In this case, the Nanostim leadless cardiac pacemaker (St. Jude Medical, St. Paul, MN, USA) was implanted into the RV myocardium without complication (Figures 7A, 7B, 7C and 7D) using previously reported techniques.9 Briefly, a delivery catheter pre-loaded with the device was gently deflected and advanced into the right ventricle within a protective sleeve that served to guard the helix while allowing for small contrast injections (approximately 1 cc to 2 cc each) to judge tip proximity to the RV endocardium. Once located approximately 1 cm from the endocardial surface, the device was then extended beyond the simultaneously withdrawn protective sleeve, and the helix fixated into the preferred implant site, which involved the apical RV septum by application of clockwise rotation movement (specifically, one and one-fourth helical turns as evaluated by a radiopaque chevron marker). The device was then released from the catheter while remaining fixed to the docking button by two small cables (tethered mode) for electrical testing. With normal function confirmed, the device was then released completely by bringing the anchoring cables slightly out of alignment to trigger a full release from the docking button. Appropriate fixation was then confirmed by evaluating device motion with the cardiac silhouette in right and left anterior oblique views by fluoroscopy. At this time, if necessary, the device can be percutaneously retrieved by ensnaring the docking button and re-engaging the catheter to the device, using a specially designed retrieval catheter to disengage the helix from the tissue through counter-clockwise rotation.

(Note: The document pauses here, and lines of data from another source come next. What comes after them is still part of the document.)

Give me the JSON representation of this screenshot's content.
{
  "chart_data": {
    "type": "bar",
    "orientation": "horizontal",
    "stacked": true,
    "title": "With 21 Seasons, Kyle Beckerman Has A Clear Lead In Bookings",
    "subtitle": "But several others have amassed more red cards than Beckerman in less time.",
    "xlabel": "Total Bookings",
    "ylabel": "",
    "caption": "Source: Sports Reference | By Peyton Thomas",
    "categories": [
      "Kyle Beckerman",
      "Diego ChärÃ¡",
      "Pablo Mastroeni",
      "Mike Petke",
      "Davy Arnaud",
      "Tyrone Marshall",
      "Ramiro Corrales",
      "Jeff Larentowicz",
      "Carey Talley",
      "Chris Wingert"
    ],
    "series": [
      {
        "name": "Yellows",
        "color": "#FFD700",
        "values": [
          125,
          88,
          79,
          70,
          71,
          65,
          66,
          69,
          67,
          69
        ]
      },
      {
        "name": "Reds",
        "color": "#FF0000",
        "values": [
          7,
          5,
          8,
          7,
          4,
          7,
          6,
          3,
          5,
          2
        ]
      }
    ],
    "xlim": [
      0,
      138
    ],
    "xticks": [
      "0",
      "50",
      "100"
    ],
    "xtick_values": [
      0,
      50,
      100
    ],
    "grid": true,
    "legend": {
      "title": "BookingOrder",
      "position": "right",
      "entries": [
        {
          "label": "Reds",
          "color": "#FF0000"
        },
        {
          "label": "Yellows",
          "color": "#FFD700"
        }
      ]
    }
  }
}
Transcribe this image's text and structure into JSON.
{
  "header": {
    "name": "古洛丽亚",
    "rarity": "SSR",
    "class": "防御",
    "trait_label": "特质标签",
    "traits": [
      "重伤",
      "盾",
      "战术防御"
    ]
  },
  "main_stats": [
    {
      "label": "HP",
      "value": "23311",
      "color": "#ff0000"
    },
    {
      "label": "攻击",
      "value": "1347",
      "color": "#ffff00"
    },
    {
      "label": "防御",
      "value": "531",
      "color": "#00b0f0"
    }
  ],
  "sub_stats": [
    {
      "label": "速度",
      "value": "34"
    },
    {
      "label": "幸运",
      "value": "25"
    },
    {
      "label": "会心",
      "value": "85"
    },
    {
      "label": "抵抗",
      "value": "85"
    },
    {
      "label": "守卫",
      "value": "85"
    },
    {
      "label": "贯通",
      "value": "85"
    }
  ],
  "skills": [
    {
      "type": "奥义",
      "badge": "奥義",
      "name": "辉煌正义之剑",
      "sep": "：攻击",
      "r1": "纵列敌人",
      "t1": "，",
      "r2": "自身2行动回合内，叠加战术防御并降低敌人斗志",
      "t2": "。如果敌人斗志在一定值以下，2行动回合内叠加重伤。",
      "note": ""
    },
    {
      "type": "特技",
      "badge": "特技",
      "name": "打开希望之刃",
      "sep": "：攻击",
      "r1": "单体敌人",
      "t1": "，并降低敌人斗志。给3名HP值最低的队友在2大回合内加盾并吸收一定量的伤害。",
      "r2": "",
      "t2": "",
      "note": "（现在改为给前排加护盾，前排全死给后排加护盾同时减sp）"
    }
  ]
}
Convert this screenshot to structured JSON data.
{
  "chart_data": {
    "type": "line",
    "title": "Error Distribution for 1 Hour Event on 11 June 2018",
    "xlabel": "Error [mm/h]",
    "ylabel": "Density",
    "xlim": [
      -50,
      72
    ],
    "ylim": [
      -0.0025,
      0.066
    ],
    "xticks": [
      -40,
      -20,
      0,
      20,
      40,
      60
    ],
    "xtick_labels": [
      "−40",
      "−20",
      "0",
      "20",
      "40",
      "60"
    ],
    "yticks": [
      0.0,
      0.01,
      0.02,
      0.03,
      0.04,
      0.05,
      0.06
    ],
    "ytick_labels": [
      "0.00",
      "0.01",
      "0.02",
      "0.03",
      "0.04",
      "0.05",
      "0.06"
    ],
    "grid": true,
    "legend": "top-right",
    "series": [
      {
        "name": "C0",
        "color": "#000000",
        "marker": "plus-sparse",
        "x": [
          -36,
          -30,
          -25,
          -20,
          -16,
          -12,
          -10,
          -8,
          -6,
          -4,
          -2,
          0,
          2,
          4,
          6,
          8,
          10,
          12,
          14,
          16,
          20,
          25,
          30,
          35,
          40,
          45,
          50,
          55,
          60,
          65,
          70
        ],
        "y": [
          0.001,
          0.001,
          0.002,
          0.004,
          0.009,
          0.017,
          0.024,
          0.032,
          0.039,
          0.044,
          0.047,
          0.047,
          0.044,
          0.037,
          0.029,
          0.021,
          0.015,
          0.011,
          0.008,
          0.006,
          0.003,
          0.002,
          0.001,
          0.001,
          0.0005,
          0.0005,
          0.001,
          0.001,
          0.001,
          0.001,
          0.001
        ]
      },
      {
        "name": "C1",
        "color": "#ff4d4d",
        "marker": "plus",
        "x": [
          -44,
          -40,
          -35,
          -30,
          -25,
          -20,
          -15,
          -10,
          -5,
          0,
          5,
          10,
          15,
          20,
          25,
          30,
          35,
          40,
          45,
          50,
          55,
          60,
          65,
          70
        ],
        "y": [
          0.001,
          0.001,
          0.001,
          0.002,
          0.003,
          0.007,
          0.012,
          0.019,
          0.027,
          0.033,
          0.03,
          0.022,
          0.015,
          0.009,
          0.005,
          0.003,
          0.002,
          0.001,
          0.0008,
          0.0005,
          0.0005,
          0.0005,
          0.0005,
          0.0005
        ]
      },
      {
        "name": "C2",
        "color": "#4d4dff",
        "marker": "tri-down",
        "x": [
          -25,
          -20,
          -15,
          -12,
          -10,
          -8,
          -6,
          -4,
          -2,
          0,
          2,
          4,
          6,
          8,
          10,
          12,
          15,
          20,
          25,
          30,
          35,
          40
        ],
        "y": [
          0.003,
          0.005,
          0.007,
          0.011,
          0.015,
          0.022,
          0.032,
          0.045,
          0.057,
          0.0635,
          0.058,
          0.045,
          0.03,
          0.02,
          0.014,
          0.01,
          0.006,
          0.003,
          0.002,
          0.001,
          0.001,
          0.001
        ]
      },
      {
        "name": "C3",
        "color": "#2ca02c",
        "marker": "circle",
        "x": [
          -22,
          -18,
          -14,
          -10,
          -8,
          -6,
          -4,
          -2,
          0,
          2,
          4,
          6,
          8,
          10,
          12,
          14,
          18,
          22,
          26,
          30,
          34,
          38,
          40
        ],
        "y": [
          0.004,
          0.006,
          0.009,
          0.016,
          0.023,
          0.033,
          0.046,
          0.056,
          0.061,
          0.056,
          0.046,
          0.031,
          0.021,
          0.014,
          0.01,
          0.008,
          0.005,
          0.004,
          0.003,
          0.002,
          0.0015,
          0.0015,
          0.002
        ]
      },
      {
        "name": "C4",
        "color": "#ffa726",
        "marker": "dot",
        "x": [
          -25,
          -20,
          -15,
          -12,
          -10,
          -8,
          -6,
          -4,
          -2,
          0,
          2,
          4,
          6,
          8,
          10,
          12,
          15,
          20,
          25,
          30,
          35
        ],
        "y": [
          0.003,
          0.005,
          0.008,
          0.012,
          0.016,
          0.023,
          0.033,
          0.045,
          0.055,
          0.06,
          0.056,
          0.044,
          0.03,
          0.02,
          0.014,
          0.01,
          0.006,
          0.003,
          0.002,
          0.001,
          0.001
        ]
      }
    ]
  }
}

Figure 7: A and B: Top, the Nanostim leadless cardiac pacemaker (St. Jude Medical, St. Paul, MN, USA) with delivery catheter directed towards the right ventricular septum shown in left anterior oblique (LAO) and right anterior oblique (RAO) directions. C and D: Bottom, after verification of normal device function, the Nanostim device (St. Jude Medical, St. Paul, MN, USA) was released from the delivery system. Fixation to the myocardium was confirmed in LAO and RAO directions.

With the use of this device, pacing performance has remained stable in the current case, and the patient has been free of device-related adverse events to date at 19 months’ post-implantation.